El nuevo libro de María Isabel Cintas podría considerarse como un epílogo de su arduo trabajo de investigación sobre la obra de Chaves Nogales (no olvidemos que ella es la verdadera artífice de ese magistral rescate), pues se compone de una serie de 62 artículos, escritos por el político coruñés, en perfecta sintonía con el periodista sevillano. De esos artículos, 18 son rigurosamente inéditos y fueron redactados ya en el exilio, al término de la Guerra Civil. Ello confiere al conjunto un valor extraordinario, a resultas del amargo análisis que ambos activistas hicieron del desastre final, como dos auténticos náufragos de la República, en una Europa que consumó la más negra traición a los demócratas españoles. (Machado, en un artículo de La Vanguardia de 3 de mayo de 1938, refiriéndose a esto mismo dice: “Ya es voz unánime de la conciencia universal que el pacto de no intervención en España constituye una de las más grandes iniquidades de la historia”.)

Todavía en los últimos artículos de Madariaga late la esperanza del que fuera eminente profesor de Oxford, representante de España en la Sociedad de Naciones, embajador y dos veces ministro en los gobiernos de Alejandro Lerroux; la esperanza en una intervención de los aliados, vencedores de la II Guerra Mundial, sobre aquel estrambote residual de fascismo que quedaba en esta esquina del mundo. En uno de esos escritos, Madariaga llama a Franco “el Führer de la Falange”. Pero no sirvió de nada.

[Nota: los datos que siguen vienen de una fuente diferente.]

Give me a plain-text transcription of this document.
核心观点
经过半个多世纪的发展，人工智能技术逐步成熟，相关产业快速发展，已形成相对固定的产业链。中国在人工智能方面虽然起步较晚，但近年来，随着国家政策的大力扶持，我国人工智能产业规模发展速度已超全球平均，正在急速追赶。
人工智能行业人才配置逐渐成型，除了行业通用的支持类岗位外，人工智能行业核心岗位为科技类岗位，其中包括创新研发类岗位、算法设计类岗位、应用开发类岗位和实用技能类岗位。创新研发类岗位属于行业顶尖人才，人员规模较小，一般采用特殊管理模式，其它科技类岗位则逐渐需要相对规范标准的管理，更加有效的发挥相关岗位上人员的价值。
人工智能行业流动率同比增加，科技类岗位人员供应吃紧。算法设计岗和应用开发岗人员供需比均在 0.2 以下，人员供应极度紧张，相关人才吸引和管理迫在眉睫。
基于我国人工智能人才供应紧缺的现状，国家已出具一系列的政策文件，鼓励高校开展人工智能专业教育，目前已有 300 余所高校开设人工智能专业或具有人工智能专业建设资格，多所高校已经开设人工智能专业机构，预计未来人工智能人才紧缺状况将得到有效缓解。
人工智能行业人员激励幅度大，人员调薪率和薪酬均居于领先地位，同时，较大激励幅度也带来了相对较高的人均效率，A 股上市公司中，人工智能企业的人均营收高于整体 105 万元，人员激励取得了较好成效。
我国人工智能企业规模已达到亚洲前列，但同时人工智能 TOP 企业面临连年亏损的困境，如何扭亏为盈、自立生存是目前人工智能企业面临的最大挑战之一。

Claro que el mayor desengaño de este liberal reformista y europeísta fue el de la absoluta inviabilidad del centrismo en la política española. Algo que, por cierto, proyecta ecos paradójicos sobre la situación actual, que Cintas explora en una excelente Introducción. (También el prólogo de Javier Solana aporta valiosos datos.) Por todo eso, quizás sea esta la lectura principal del libro: de cómo la política de centro no ha pasado nunca de ser una ilusión, en este país desquiciado por los radicalismos. El propio Madariaga, cuando intenta hacer un inventario de los partidos y los políticos que pudieran acompañarle en su solitaria andadura, acaba desistiendo. Pues es obvio que ni su admirado Lerroux podía representar más que una política oportunista que acabaría favoreciendo a la más dura derecha de Gil Robles −que desmontó la República desde dentro−, ni algún otro político sinceramente reformista, como el también sevillano Manuel Giménez Fernández, pudieron llevar a cabo la más mínima transformación del caciquismo. (Aquí creo que cabe un excurso relevante: Giménez Fernández fue todavía profesor de Felipe González en la Facultad de Derecho de Sevilla, años sesenta, y se les veía departir, al margen de las clases. Ya que no ideológica, alguna huella, por lo menos en el sentido liberal de la tolerancia y el diálogo, dejó el catedrático en el político en ciernes, que siempre se refería a “Don Manuel” con respeto. Por cierto, María Isabel Cintas, entonces miembro activo del grupo socialista en la Facultad de Filosofía y Letras, conoció de cerca esa relación.)

Otras lecturas son posibles, y alguna más de calado, como cuando Madariaga, que era ferviente anglicista, afirma que en España no había una verdadera burguesía, como la británica, y se queja de que los partidos de izquierda atacaran a lo poco que existía de ese necesario fermento de la democracia liberal. (Ese artículo es del 12 de julio de 1936, vísperas del horror.) También creo que cabe una reflexión más amplia acerca de ese extraño mal que padece nuestra política, la de su incapacidad para articular, si no un partido de centro, al menos unos acuerdos bilaterales que pudieran satisfacer a un amplio espectro de ciudadanos que se reivindican de ese signo, y con ellos formar una mayoría social estable. Abundan reclamos de ese tenor, pero resulta altamente sospechoso que siempre se digan de centro los partidos de derecha, en pura retórica. Más aún, cuando alguno nuevo se encuentra con la oportunidad de manejar el centro, caso del actual Ciudadanos, sale despavorido de esa zona templada, para engrosar absurdamente el pelotón de la derecha. ¿Por qué? Esa es la pregunta, a cuya respuesta puede ayudar también la lectura de este muy oportuno libro.